VALLEY OF THE YOSEMITE

"Sage-brush country" is one of those local terms that stand for a type of landscape as distinctive as the moors of England and the campagna of Italy. It means first of all, open country, great space of sky, what the inhabitants of it call "eye-reach," treeless except for a few cotton-woods and willows along the sink of intermittent streams, and stippled with low shrubs of artemesia. This is the true "sage-brush," though it is no sage, the sacred bush of Diana, Artemisia tridentata. It may grow in favoured districts man-high, but ordinarily not more than two or three feet in the arid regions which it haunts. Other social shrubs will be found pre-empting miles of the territory to which the artemesia gives its name, coleogeny, pursia, dalia, "creosote," but none other gives it the distinctive feature, the web of pale, silky sage-green against the sun-burned sand.

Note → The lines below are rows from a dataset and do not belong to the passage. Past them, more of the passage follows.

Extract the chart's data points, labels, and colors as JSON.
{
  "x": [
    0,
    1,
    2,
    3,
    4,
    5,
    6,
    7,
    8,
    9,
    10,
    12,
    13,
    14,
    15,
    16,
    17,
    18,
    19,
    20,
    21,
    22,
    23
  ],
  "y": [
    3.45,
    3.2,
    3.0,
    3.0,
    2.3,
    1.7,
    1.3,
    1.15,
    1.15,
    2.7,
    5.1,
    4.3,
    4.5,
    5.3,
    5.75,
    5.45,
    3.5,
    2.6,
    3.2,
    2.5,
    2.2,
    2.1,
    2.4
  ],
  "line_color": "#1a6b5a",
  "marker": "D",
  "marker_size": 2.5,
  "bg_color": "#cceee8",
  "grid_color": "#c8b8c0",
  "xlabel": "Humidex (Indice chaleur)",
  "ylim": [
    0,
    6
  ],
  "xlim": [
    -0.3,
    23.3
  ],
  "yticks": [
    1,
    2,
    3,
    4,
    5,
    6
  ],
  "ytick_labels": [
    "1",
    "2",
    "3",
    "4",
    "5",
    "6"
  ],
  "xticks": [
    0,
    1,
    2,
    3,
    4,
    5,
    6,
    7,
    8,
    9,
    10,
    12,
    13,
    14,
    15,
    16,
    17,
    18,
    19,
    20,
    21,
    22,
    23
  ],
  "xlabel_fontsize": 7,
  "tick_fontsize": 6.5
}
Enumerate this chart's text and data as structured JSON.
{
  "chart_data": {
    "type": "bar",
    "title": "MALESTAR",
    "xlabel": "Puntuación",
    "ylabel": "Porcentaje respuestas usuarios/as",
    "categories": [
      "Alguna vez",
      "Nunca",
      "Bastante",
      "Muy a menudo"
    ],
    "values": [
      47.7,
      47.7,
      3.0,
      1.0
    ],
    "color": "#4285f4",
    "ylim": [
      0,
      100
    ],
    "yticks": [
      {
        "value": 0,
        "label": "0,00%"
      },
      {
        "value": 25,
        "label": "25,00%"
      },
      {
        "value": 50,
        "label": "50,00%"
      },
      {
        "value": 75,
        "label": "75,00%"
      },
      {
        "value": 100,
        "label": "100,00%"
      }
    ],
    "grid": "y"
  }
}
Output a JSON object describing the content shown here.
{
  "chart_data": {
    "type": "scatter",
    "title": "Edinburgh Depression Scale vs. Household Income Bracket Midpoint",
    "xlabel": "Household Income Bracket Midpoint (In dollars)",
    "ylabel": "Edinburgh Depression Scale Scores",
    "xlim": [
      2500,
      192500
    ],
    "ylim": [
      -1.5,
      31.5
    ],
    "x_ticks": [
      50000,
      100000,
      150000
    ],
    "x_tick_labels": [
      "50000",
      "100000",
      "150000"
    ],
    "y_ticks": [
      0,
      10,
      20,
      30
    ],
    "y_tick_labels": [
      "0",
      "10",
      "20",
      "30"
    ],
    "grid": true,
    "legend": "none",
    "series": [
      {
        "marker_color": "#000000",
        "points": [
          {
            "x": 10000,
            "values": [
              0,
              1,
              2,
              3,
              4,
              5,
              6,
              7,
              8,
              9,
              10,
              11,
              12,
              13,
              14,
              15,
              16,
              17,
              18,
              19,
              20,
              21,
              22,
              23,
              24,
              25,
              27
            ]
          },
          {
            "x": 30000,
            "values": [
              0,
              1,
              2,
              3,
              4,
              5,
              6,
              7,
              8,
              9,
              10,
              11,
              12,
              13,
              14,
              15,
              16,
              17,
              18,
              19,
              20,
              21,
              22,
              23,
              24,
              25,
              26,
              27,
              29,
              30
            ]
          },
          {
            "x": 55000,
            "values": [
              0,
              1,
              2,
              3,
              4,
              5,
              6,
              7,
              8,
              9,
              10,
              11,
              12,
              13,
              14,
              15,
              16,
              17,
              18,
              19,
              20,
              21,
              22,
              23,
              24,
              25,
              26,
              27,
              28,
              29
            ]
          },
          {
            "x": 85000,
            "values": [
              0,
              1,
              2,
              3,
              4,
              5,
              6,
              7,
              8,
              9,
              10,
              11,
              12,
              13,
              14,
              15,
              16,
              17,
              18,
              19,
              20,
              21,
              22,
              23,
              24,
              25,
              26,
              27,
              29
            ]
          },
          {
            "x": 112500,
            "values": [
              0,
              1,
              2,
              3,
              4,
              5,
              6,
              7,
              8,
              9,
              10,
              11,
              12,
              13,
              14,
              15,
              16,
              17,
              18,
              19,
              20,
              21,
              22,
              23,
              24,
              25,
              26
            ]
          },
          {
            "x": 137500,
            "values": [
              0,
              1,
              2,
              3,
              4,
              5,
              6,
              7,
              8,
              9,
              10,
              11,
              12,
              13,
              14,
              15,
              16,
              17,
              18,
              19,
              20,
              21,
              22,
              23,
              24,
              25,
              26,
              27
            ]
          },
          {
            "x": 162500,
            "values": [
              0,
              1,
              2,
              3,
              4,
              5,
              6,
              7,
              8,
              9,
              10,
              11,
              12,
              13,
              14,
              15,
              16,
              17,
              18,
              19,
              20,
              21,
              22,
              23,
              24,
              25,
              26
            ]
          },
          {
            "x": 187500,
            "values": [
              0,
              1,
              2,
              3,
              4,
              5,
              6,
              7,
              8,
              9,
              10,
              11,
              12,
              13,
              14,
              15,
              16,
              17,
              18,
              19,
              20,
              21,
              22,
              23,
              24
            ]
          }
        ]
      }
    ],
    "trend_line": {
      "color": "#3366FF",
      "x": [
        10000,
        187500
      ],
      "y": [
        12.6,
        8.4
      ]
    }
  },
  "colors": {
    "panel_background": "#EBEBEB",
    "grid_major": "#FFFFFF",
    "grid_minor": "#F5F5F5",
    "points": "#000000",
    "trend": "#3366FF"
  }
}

Other items of the sage-brush landscape are so constant that they are immediately suggested by it: mountains hanging on the horizon in opalescent haze, low flowing lines of hills overlaid by old lava-flows, the "black rock" simulating cloud shadows on the distant ranges, dry red cones of ancient volcanic ash, and great flat table-topped "buttes" of the painted desert.

White-crested ranges on the one hand and buttes on the other mark the limits of the sage; for where snow-caps are, there are trees, and where the buttes begin the cactus and the palo verde reign.

A sage-brush country is a cattle country primarily; perhaps there may be mines; where there is water to be stored for irrigation there will be towns, but the virtue of the sage is that it grows in lands that man, at least, has found no other use for.

It can thrive on an allowance of water that will support no larger thing than a chipmunk or a lizard, and, growing, feeds the cattle on a thousand hills. Therefore it is indispensable to any picture of the sage-brush country that there should be herds at large in it and vaqueros riding, or far down the bleached valley the dust of a rodeo rising. It is impossible to think of such a land and not think of these things, free life, and air as clear and vibrant with vitality as a bell. I can never think of it myself without seeing, in addition, the vultures making a merry-go-round over Panamint, and up from Coso the creaking line of a twenty-mule team.

The sage-brush country of California begins properly at the foot of the Sierras where the state-line sheers east by south from Lake Tahoe. It covers the high valleys that divide the true Sierra from the older, lesser ranges that keep it company as far south as Olancha. Below Mono Lake, that part of the gold region made immortal by Mark Twain, it gives to the chrome- and ochre-tinted soil its distinguishing characteristic. From the long arm of Death Valley it begins to be encroached upon by the mesquite, and at Indian Wells it is driven close under the lee of the last Sierra. The range of which San Bernardino and San Jacinto are outposts carries the artemisia farther desertward, almost to the Colorado River in fact, and south again about the Salton Sea it holds its own with sahuro and palo verde. Its eastern border, like that of the wild tribes along the Mojave line, is lost in pure desertness. Formerly much of that country from San Bernardino to the sea was native to the sage, and all the southern end of the San Joaquin. But now all this is replaced with orchards, for the artemisia proves nothing so much of the soil on which it grows as that, given a due allowance of water, it is as desirable for other things.